Daha sayalım mı?.. Saymayalım... Cümle alem biliyor ki, AKP iktidarlarının neresinden tutarsanız tutun her koltuğu, her kadrosu ve her köşesi Yüce Divan’lıktır... 

O halde kimin kimle koalisyon yapacağını, kimin hangi “kırmızı çizgi”leri olduğunu, kimin hangi koşulları öne sürdüğünü bir tarafa bırakınız... 

Çünkü bunların hepsi tantanadır, safsatadır, hikayedir, senaryodur, boş laftır, oyalamacadır, kafa karıştırmacadır ve siyasetin klasik topyekun kandırmacasıdır... 

GAFLETE HODRİ MEYDAN!.. 

Söyleyiniz, AKP karşısında 13 yıldır hezimetten yorulmayan ey anlı şanı muhalefet partilerinin her kafadan bir ses çıkan yöneticileri;  

Yukarıda sıraladığımız rezaletlerin, skandalların ve ihanetlerin peşine düşecekseniz, suçluları Yüce Divana gönderecekseniz buyurun AKP ortaklığı size hayırlı olsun... 

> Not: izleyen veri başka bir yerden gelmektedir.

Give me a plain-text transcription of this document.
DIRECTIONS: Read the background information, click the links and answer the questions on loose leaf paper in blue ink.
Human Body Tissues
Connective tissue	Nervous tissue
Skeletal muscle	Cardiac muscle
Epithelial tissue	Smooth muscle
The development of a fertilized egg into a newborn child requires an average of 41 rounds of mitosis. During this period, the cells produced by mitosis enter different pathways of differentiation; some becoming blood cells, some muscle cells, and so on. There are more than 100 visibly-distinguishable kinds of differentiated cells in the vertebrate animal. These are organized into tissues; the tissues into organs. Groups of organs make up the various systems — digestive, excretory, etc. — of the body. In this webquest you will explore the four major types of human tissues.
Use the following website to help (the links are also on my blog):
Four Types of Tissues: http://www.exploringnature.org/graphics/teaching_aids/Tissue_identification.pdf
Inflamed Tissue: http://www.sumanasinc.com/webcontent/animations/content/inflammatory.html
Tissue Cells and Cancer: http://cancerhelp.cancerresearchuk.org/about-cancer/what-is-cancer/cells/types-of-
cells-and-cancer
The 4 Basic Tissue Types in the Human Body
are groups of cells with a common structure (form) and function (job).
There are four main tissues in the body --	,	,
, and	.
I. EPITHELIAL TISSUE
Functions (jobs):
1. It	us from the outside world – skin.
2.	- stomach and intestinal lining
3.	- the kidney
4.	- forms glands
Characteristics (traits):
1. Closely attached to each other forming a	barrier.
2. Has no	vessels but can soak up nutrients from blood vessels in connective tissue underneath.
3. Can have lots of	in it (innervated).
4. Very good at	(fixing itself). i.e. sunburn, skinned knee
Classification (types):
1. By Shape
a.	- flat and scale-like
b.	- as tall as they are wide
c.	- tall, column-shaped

Tüyü bitmemiş yetim hakkının peşine düşecekseniz, kısacası seçim meydanlarındaki sözlerinizin arkasında durarak hesap soracaksanız koşarak gidin, AKP ile hükümet kurun... 

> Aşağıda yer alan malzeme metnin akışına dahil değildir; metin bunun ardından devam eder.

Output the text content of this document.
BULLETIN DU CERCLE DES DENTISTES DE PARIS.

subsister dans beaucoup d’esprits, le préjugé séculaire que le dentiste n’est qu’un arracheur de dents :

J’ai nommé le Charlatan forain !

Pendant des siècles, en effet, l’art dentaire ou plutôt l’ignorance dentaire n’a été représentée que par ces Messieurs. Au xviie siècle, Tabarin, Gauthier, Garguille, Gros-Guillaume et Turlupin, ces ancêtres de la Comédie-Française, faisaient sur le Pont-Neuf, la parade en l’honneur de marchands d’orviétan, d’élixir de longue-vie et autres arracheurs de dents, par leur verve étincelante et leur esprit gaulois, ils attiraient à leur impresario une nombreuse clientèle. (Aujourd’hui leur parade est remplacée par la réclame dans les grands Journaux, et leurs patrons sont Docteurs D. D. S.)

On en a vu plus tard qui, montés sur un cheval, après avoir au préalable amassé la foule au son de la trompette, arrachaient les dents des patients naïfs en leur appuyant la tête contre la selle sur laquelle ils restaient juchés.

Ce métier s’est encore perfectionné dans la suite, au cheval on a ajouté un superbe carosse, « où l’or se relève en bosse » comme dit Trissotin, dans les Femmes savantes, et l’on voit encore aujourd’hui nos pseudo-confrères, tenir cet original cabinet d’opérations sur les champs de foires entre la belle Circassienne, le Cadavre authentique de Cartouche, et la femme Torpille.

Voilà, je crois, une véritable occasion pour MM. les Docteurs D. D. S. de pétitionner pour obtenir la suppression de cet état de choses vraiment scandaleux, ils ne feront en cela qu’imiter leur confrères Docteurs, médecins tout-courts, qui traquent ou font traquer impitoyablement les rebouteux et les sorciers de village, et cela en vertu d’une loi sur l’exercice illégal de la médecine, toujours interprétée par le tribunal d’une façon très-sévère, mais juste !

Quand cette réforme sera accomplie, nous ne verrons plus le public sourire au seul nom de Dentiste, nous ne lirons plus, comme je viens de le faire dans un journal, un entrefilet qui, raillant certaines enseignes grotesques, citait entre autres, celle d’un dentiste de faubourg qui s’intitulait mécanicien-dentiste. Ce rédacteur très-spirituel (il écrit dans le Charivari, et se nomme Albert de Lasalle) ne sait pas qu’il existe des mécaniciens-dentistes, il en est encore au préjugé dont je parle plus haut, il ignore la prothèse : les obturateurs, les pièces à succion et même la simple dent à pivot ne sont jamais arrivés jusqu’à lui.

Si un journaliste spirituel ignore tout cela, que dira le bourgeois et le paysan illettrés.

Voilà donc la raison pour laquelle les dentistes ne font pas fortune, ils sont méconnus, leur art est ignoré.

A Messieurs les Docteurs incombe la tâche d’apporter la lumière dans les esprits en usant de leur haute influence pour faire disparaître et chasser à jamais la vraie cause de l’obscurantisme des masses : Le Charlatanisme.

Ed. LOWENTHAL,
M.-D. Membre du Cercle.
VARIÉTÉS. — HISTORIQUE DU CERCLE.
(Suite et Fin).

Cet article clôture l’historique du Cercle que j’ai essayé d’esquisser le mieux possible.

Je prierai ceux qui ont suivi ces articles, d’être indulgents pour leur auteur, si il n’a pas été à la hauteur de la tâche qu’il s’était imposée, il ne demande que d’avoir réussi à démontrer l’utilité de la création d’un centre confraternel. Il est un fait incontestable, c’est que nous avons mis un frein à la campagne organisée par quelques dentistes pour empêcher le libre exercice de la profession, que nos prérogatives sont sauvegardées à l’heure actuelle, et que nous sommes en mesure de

Yok eğer milleti aptal sanıp 13 yılın skandallarını unutturarak siz de, “dün dündür, bugün bugündür” diyecekseniz unutmayın ki, millet hiçbir şeyi unutmadı ve yakanıza yapışmaktan da geri durmayacaktır...  

Hadi buyurun koalisyona!.. Binin kırmızı plakalı arabalarınıza, büyütüp büyütüp neredeyse Çin Seddi diye yutturmaya çalıştığınız; şartlarınız-şurtlarınız ve ahkamlarınızla boyadığınız “kırmızı çizgi”lerinizin üzerinde dümdüz ve dimdik yürüyün bakalım... 

Hodri meydan; görelim “kırmızı çizgi”leri, izleyelim işareti şimdiden belli mor suratları!!!